Buried deep in a House technical corrections bill unveiled yesterday is a provision to allow staff of for-profit charter school management groups to serve on the boards of the public charters schools that contract with them.
The N.C. House of Representatives is expected to vote on the 55-page technical corrections bill today. The legislation would also have to gain approval in the Senate. (UPDATE: The House voted and passed the bill Friday, and it is now headed to the Senate.)
The technical corrections bill unveiled Thursday is supposed to be way for lawmakers to tweak laws but it often becomes an under-the-radar way to push through controversial changes and “asks” from powerful lobbying groups.
The one-sentence addition to charter school rules would prohibit the State Board of Education from dictating who can and can’t sit on the board of the publicly-funded charter schools.
That issue popped up last year when the N.C. Department of Public Instruction told a politically-connected charter school operator he couldn’t sit on the board of the school he works for.
“The State Board of Education shall no impose any terms and conditions that restrict membership of the board of directors of the nonprofit corporation operating the charter school, but shall require the board of directors to adopt a conflict of interest policy,” the new language in the technical corrections bill states. (Click here to view the corrections bill, charter school language on page 39.)
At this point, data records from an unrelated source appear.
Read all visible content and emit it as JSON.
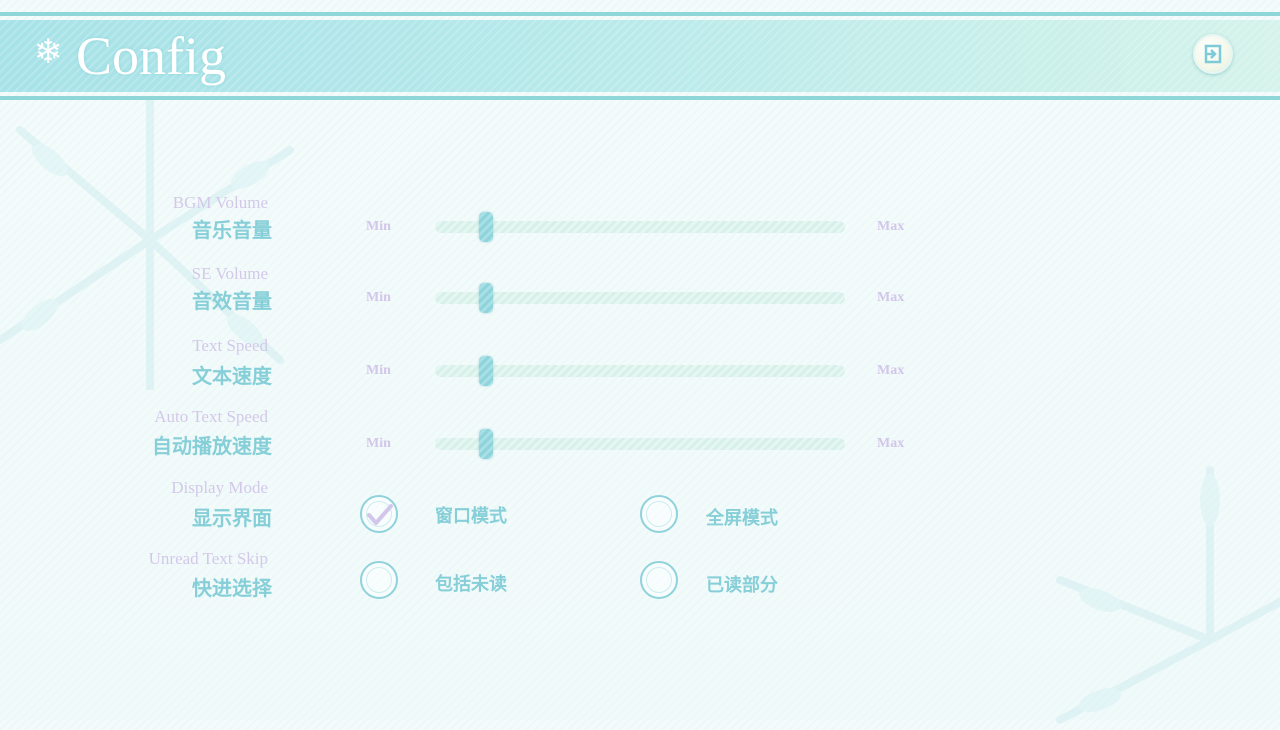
{
  "header": {
    "title": "Config",
    "icon": "snowflake-icon",
    "exit_icon": "exit-icon"
  },
  "settings": {
    "bgm": {
      "label_en": "BGM Volume",
      "label_zh": "音乐音量",
      "min": "Min",
      "max": "Max",
      "value": 0.11
    },
    "se": {
      "label_en": "SE Volume",
      "label_zh": "音效音量",
      "min": "Min",
      "max": "Max",
      "value": 0.11
    },
    "text_speed": {
      "label_en": "Text Speed",
      "label_zh": "文本速度",
      "min": "Min",
      "max": "Max",
      "value": 0.11
    },
    "auto_speed": {
      "label_en": "Auto Text Speed",
      "label_zh": "自动播放速度",
      "min": "Min",
      "max": "Max",
      "value": 0.11
    },
    "display_mode": {
      "label_en": "Display Mode",
      "label_zh": "显示界面",
      "options": [
        {
          "label": "窗口模式",
          "selected": true
        },
        {
          "label": "全屏模式",
          "selected": false
        }
      ]
    },
    "skip": {
      "label_en": "Unread Text Skip",
      "label_zh": "快进选择",
      "options": [
        {
          "label": "包括未读",
          "selected": false
        },
        {
          "label": "已读部分",
          "selected": false
        }
      ]
    }
  },
  "colors": {
    "accent": "#86cfd8",
    "secondary": "#d4c8ea",
    "track": "#d7f1ea"
  }
}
Baker Mitchell, who founded Charter Day School in Brunswick County, owns an education management company called Roger Bacon Academy that is contracted to run four charter schools in the southeastern part of the state. Last year, the State Board of Education told Mitchell that neither he nor other Roger Bacon staff could be voting board members of the charter schools, a decision that bothered both Mitchell and the charter school board members.